Astronomers believe that this radiation is powered by the accretion of matter on the super-massive black hole. Previous studies suggest that the formation and evolution of the host galaxies and their black holes are closely connected. However, there are various possibilities as to how the interstellar gas could be funnelled towards the black hole, and it is unclear which of these mechanisms is dominant at what stage in the evolution of a galaxy.
The two main mechanisms discussed are either internal disruptions, such as galaxy disk instabilities, or mergers and tidal interactions between close pairs of galaxies. Simulations of these scenarios lead to different predictions about the clustering of active galaxies and the masses of the host galaxies. Previous studies have analysed active galaxies selected by their optical or soft X-ray emission, which misses a major part of the radiation powered by the black hole accretion due to absorption and other effects.
"For our sample we used galaxies selected by their hard X-ray emission in the Swift-BAT all-sky survey, which provides an unprecedented depth and characterizations of source properties," says Nico Cappelluti from the Max Planck Institute for Extraterrestrial Physics, the lead author of the study. "With this survey we have a complete sample of local active galaxies - and so we can perform the measurement of black holes and the dark matter halos which host them in our ‘cosmological backyard’," adds Marco Ajello, co-author from the Kavli Institute of Particle Astrophysics and Cosmology in Stanford, USA.
The clustering analysis of the 199 galaxies thus selected now for the first time gives an unbiased picture of the coexistence and evolution of galaxies and their active nuclei in the local universe. The scientists estimate that the black holes powering the active galaxies have a typical mass of about 300 million solar masses and are hosted by massive galaxies with about 200 billion solar masses residing in big bubbles of dark matter as massive as 100 Milky Ways. These properties scale with luminosity, i.e. the more luminous sources are hosted in more massive galaxies with bigger black holes.
By merging the observational evidence and theoretical model predictions, the scientists found that the most plausible scenario for the history of local active galaxies is a merger event: "The active galactic nuclei ‘switch on’ after a major merger event about 700 million years ago and shine brightly for the first part of their lives where they gain most of their mass," explains Cappelluti. "After about 200 to 500 million years they accrete with lower and lower efficiency as the gas reservoirs become depleted.

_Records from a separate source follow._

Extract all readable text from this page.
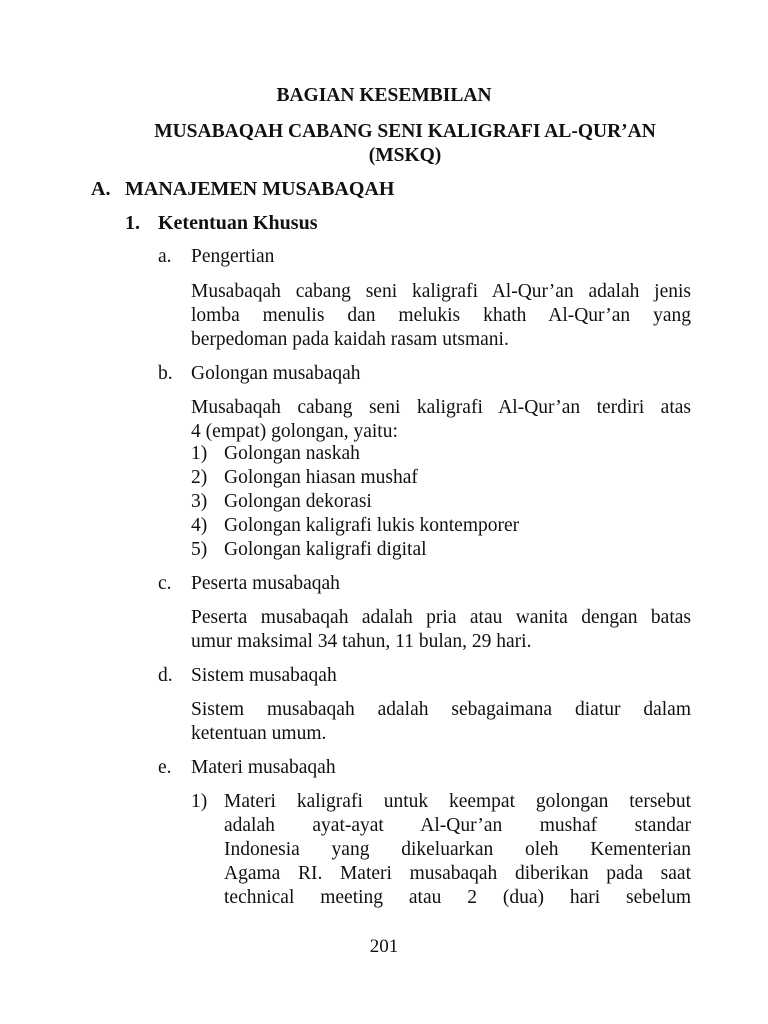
BAGIAN KESEMBILAN
MUSABAQAH CABANG SENI KALIGRAFI AL-QUR’AN
(MSKQ)
A. MANAJEMEN MUSABAQAH
1. Ketentuan Khusus
a. Pengertian
Musabaqah cabang seni kaligrafi Al-Qur’an adalah jenis
lomba menulis dan melukis khath Al-Qur’an yang
berpedoman pada kaidah rasam utsmani.
b. Golongan musabaqah
Musabaqah cabang seni kaligrafi Al-Qur’an terdiri atas
4 (empat) golongan, yaitu:
1) Golongan naskah
2) Golongan hiasan mushaf
3) Golongan dekorasi
4) Golongan kaligrafi lukis kontemporer
5) Golongan kaligrafi digital
c. Peserta musabaqah
Peserta musabaqah adalah pria atau wanita dengan batas
umur maksimal 34 tahun, 11 bulan, 29 hari.
d. Sistem musabaqah
Sistem musabaqah adalah sebagaimana diatur dalam
ketentuan umum.
e. Materi musabaqah
1) Materi kaligrafi untuk keempat golongan tersebut
adalah ayat-ayat Al-Qur’an mushaf standar
Indonesia yang dikeluarkan oleh Kementerian
Agama RI. Materi musabaqah diberikan pada saat
technical meeting atau 2 (dua) hari sebelum
201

Today, they have grown to super-massive black holes with 100 to 1000 million solar masses and shine with moderately low luminosity compared to other active galaxies." The black holes "starve" as their gas supply becomes less and less.
These results, which will be published in the renowned Astrophysical Journal, provide an important contribution to our understanding of the origin of super-massive black holes shining at the centres of galaxies that have been puzzling astronomers for almost a century. In the coming years the new generation X-ray telescopes, such as eROSITA which is currently under construction at the Max Planck Institute for Extraterrestrial Physics, will perform further mappings of black holes and dark matter. These new studies will open up new perspectives on the history of the most exotic phenomena in the Universe.